Goldman Sachs (GS ) Group Inc. has been dazzling Wall Street with its take-no-prisoners advance lately. Its investment-banking, trading, and asset-management businesses are all white-hot. Their combined efforts led to a 24% gain in net income, to $5.6 billion in 2005, on a 45% rise in revenues, to $43.4 billion. As the 137-year-old firm blasts past peers, it seems nearly unstoppable.
Firing on all cylinders propelled Goldman to the No. 15 spot on the BusinessWeek 50, a huge leap from its 116th-place perch in our larger Standard & Poor's 500-stock index tally a year ago. Its stock jumped 23% in 2005, to about $128, and has since topped $150. Most analysts remain effusive. "The growth will accelerate this year," says CIBC World Markets' (BCM ) Meredith Whitney, who expects shares to reach $190. "You have a tremendous environment for [making] and for harvesting investments."
Not So Transparent
The most powerful engine at Goldman is one that roars mostly behind the scenes. Its trading and principal investments business, where commodities, fixed-income, and equities traders use proprietary strategies to play the markets, churned out $16.3 billion, or 66% of its revenues net of such expenses as interest. The business has made some savvy investments, taking stakes in U.S. power plants and other energy concerns while demand is hot. Globally, too, Goldman made smart bets: A $1.3 billion stake in Sumitomo Mitsui Financial Group Inc. bought in 2003 is worth more than $4 billion.
Having such a fat slice of its profits come from a business that stays largely mum about how it achieves its gains makes some analysts nervous. Goldman, according to CreditSights Ltd. analyst David H. Hendler, "is a high-performance race car, but we don't know exactly how the engine works." One oft-repeated line on Wall Street: The best way to invest in a hedge fund is to buy Goldman stock.
Goldman's risk profile is going up in part because it's investing more alongside its clients. This year, for example, it paired with clients Allianz (AZ ) and American Express (AXP ) Co. to provide the lion's share of $3.8 billion plowed into the Industrial & Commercial Bank of China. The firm will help the giant Chinese bank upgrade technology and processes and then expects to gain after it goes public in a mammoth initial public offering.

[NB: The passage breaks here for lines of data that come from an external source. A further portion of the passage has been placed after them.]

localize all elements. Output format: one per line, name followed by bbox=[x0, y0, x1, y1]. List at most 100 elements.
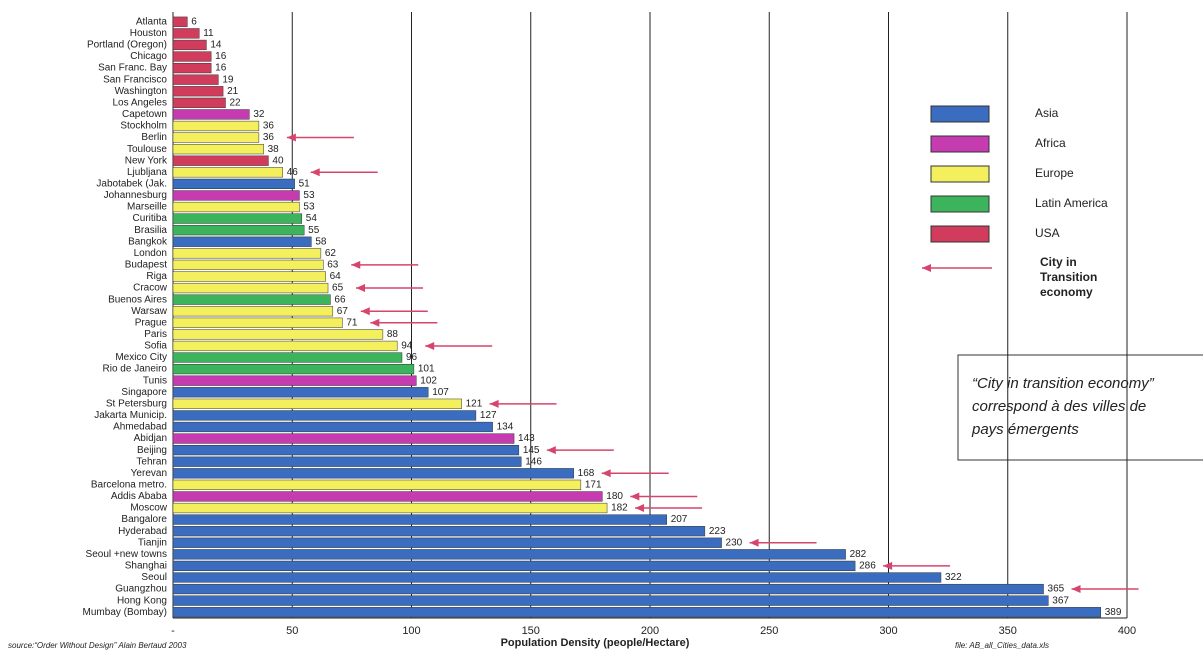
x-axis-label: Population Density (people/Hectare) bbox=[501, 637, 690, 649]
bar bbox=[172, 375, 417, 386]
value-label: 223 bbox=[709, 526, 726, 537]
transition-arrow-head bbox=[356, 284, 366, 293]
value-label: 36 bbox=[263, 121, 275, 132]
bar bbox=[172, 271, 326, 282]
value-label: 230 bbox=[726, 537, 743, 548]
bar bbox=[172, 62, 212, 74]
legend-label: USA bbox=[1035, 226, 1060, 240]
bar bbox=[172, 97, 226, 108]
bar bbox=[172, 572, 942, 583]
bar bbox=[172, 16, 188, 27]
value-label: 16 bbox=[215, 51, 227, 62]
bar bbox=[172, 445, 520, 456]
value-label: 66 bbox=[334, 294, 346, 305]
x-tick-label: - bbox=[171, 625, 175, 637]
x-tick-label: 200 bbox=[641, 625, 659, 637]
y-tick-label: Guangzhou bbox=[115, 584, 167, 595]
bar bbox=[172, 583, 1044, 595]
y-tick-label: New York bbox=[125, 155, 168, 166]
legend-label: Europe bbox=[1035, 166, 1074, 180]
y-tick-label: Washington bbox=[115, 86, 167, 97]
legend-arrow-head bbox=[922, 264, 931, 272]
y-tick-label: Cracow bbox=[133, 283, 168, 294]
bar bbox=[172, 282, 329, 294]
value-label: 286 bbox=[859, 561, 876, 572]
legend-transition-label: economy bbox=[1040, 285, 1093, 299]
value-label: 322 bbox=[945, 572, 962, 583]
y-tick-label: Prague bbox=[135, 317, 168, 328]
bar bbox=[172, 86, 224, 97]
y-tick-label: Tianjin bbox=[138, 537, 167, 548]
value-label: 53 bbox=[303, 202, 315, 213]
value-label: 282 bbox=[850, 549, 867, 560]
file-name: file: AB_all_Cities_data.xls bbox=[955, 641, 1049, 650]
transition-arrow-head bbox=[1071, 585, 1081, 594]
y-tick-label: Singapore bbox=[121, 387, 167, 398]
bar bbox=[172, 132, 260, 143]
bar bbox=[172, 190, 300, 201]
value-label: 180 bbox=[606, 491, 623, 502]
y-tick-label: Portland (Oregon) bbox=[87, 40, 167, 51]
value-label: 207 bbox=[671, 514, 688, 525]
y-tick-label: Bangkok bbox=[128, 236, 168, 247]
y-tick-label: Addis Ababa bbox=[111, 491, 168, 502]
bar bbox=[172, 410, 477, 421]
y-tick-label: Marseille bbox=[127, 202, 167, 213]
y-tick-label: Warsaw bbox=[131, 306, 168, 317]
bar bbox=[172, 421, 493, 433]
y-tick-label: St Petersburg bbox=[106, 398, 167, 409]
y-tick-label: Tunis bbox=[143, 375, 167, 386]
y-tick-label: Jabotabek (Jak. bbox=[96, 179, 167, 190]
x-tick-label: 150 bbox=[522, 625, 540, 637]
legend-label: Latin America bbox=[1035, 196, 1108, 210]
bar bbox=[172, 560, 856, 572]
source: source:“Order Without Design” Alain Bert… bbox=[8, 641, 187, 650]
value-label: 51 bbox=[299, 179, 311, 190]
value-label: 58 bbox=[315, 236, 327, 247]
legend-swatch bbox=[930, 165, 990, 183]
x-tick-label: 250 bbox=[760, 625, 778, 637]
y-tick-label: Toulouse bbox=[127, 144, 167, 155]
value-label: 145 bbox=[523, 445, 540, 456]
value-label: 38 bbox=[268, 144, 280, 155]
transition-arrow-head bbox=[370, 318, 380, 327]
value-label: 21 bbox=[227, 86, 239, 97]
legend-swatch bbox=[930, 225, 990, 243]
value-label: 46 bbox=[287, 167, 299, 178]
y-tick-label: Jakarta Municip. bbox=[94, 410, 167, 421]
bar bbox=[172, 329, 384, 340]
annotation-box bbox=[957, 354, 1203, 461]
legend-swatch bbox=[930, 195, 990, 213]
value-label: 101 bbox=[418, 364, 435, 375]
value-label: 32 bbox=[253, 109, 265, 120]
y-tick-label: Ljubljana bbox=[127, 167, 167, 178]
y-tick-label: Berlin bbox=[141, 132, 167, 143]
bar bbox=[172, 225, 305, 236]
y-tick-label: Abidjan bbox=[134, 433, 167, 444]
y-tick-label: Mexico City bbox=[115, 352, 167, 363]
y-tick-label: Buenos Aires bbox=[108, 294, 167, 305]
y-tick-label: Curitiba bbox=[133, 213, 168, 224]
value-label: 67 bbox=[337, 306, 349, 317]
bar bbox=[172, 317, 343, 328]
y-tick-label: Houston bbox=[130, 28, 167, 39]
y-tick-label: Seoul +new towns bbox=[86, 549, 167, 560]
y-tick-label: San Franc. Bay bbox=[98, 63, 167, 74]
bar bbox=[172, 144, 264, 155]
value-label: 127 bbox=[480, 410, 497, 421]
value-label: 88 bbox=[387, 329, 399, 340]
bar bbox=[172, 201, 300, 213]
value-label: 121 bbox=[466, 398, 483, 409]
value-label: 64 bbox=[330, 271, 342, 282]
value-label: 63 bbox=[327, 260, 339, 271]
value-label: 96 bbox=[406, 352, 418, 363]
transition-arrow-head bbox=[425, 341, 435, 350]
transition-arrow-head bbox=[360, 307, 370, 316]
y-tick-label: Paris bbox=[144, 329, 167, 340]
legend-transition-label: City in bbox=[1040, 255, 1077, 269]
y-tick-label: San Francisco bbox=[103, 74, 167, 85]
bar bbox=[172, 236, 312, 247]
legend-swatch bbox=[930, 105, 990, 123]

Just how much riskier is Goldman? Its "value at risk," (VAR), a measure of how much money it could lose on any particular trading day, jumped 15%, to $92 million, in the first quarter. Standard & Poor's (MHP ) analyst Robert Hansen argues that as a share of revenues, the amount at risk has declined as the revenues have grown. He's not worried, since net revenue this year should hit $29 billion, up 14%. CreditSights analyst Hendler frets, however, that "what goes up can come down." If market losses add up, he warns, revenues will fall as well. Says Goldman Chief Financial Officer David A. Viniar: "We take risks commensurate with opportunities that we see." The VAR number is the highest it has been, but not the highest it will be, he adds. "As the business grows, we see more opportunities in more places."

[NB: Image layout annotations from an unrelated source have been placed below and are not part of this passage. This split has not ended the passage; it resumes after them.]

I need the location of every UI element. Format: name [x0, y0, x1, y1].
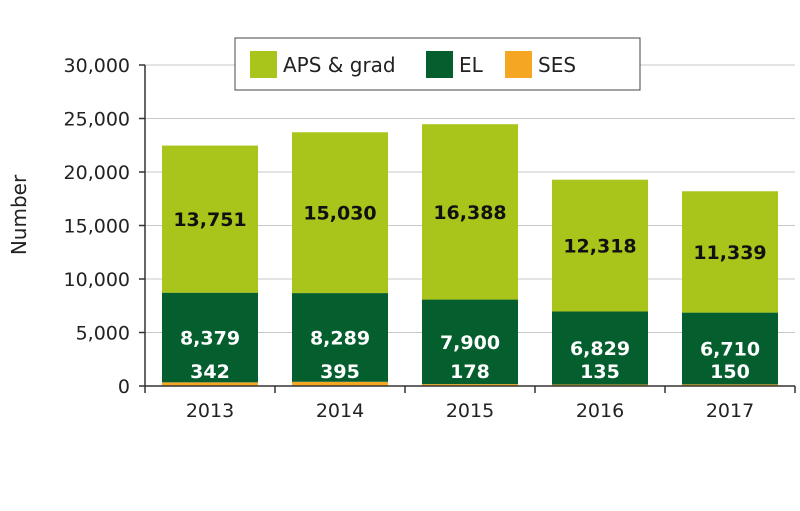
x-tick-label: 2014: [316, 400, 364, 422]
y-tick-label: 5,000: [76, 323, 130, 345]
bar-segment-ses: [422, 384, 518, 386]
data-label: 8,379: [180, 328, 240, 350]
x-tick-label: 2015: [446, 400, 494, 422]
data-labels: 342 8,379 13,751 395 8,289 15,030 178 7,900 16,3…: [173, 202, 766, 383]
bar-segment-el: [292, 293, 388, 382]
bar-segment-ses: [682, 384, 778, 386]
x-tick-label: 2016: [576, 400, 624, 422]
data-label: 342: [190, 361, 230, 383]
y-tick-label: 30,000: [64, 55, 130, 77]
bar-segment-aps-grad: [682, 191, 778, 313]
x-tick-labels: 2013 2014 2015 2016 2017: [186, 400, 754, 422]
legend-swatch: [250, 51, 277, 78]
data-label: 11,339: [693, 242, 766, 264]
y-tick-label: 10,000: [64, 269, 130, 291]
bar-segment-ses: [162, 382, 258, 386]
y-tick-label: 0: [118, 376, 130, 398]
bars: [162, 124, 778, 386]
data-label: 15,030: [303, 203, 376, 225]
data-label: 395: [320, 361, 360, 383]
bar-segment-el: [422, 299, 518, 385]
data-label: 7,900: [440, 332, 500, 354]
legend-swatch: [505, 51, 532, 78]
legend-swatch: [426, 51, 453, 78]
data-label: 16,388: [433, 202, 506, 224]
axes: [139, 64, 796, 393]
bar-segment-ses: [292, 381, 388, 386]
bar-segment-aps-grad: [552, 179, 648, 312]
data-label: 8,289: [310, 327, 370, 349]
bar-segment-el: [552, 311, 648, 385]
data-label: 178: [450, 361, 490, 383]
x-tick-label: 2017: [706, 400, 754, 422]
x-tick-label: 2013: [186, 400, 234, 422]
y-tick-label: 25,000: [64, 109, 130, 131]
y-tick-label: 15,000: [64, 216, 130, 238]
bar-segment-aps-grad: [292, 132, 388, 294]
legend: APS & grad EL SES: [234, 37, 641, 91]
legend-label: SES: [538, 53, 576, 77]
data-label: 13,751: [173, 209, 246, 231]
data-label: 6,829: [570, 338, 630, 360]
data-label: 6,710: [700, 338, 760, 360]
data-label: 12,318: [563, 236, 636, 258]
y-tick-labels: 0 5,000 10,000 15,000 20,000 25,000 30,000: [64, 55, 130, 398]
legend-label: EL: [459, 53, 484, 77]
legend-label: APS & grad: [283, 53, 396, 77]
data-label: 150: [710, 361, 750, 383]
data-label: 135: [580, 361, 620, 383]
bar-segment-aps-grad: [422, 124, 518, 300]
bar-segment-el: [682, 312, 778, 385]
y-axis-label: Number: [7, 174, 31, 255]
bar-segment-aps-grad: [162, 145, 258, 293]
bar-segment-el: [162, 292, 258, 383]
y-tick-label: 20,000: [64, 162, 130, 184]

If market bets do turn against it, Goldman has other, albeit smaller, profit engines. It ranked No. 1 last year in mergers, playing advisory roles in 6 of the 10 biggest deals in the world. It helped Procter & Gamble Co. (PG ) swallow Gillette in a $57.2 billion move; abroad, it midwifed acquisitions such as Gas Natural SDG's $51.2 billion takeover of another Spanish utility, Endesa (ELE ). In a controversial move, it also advised both sides in the merger between the New York Stock Exchange and Archipelago Holdings. Investment banking revenues hit their highest level in four years, at $3.7 billion. And its asset-management arm weighed in with $4.8 billion in gains.
As Goldman expands, its risks will expand as well. And one of its major areas of expertise is, of course, managing risk. Now, Goldman's greatest challenge may simply be topping its own performance.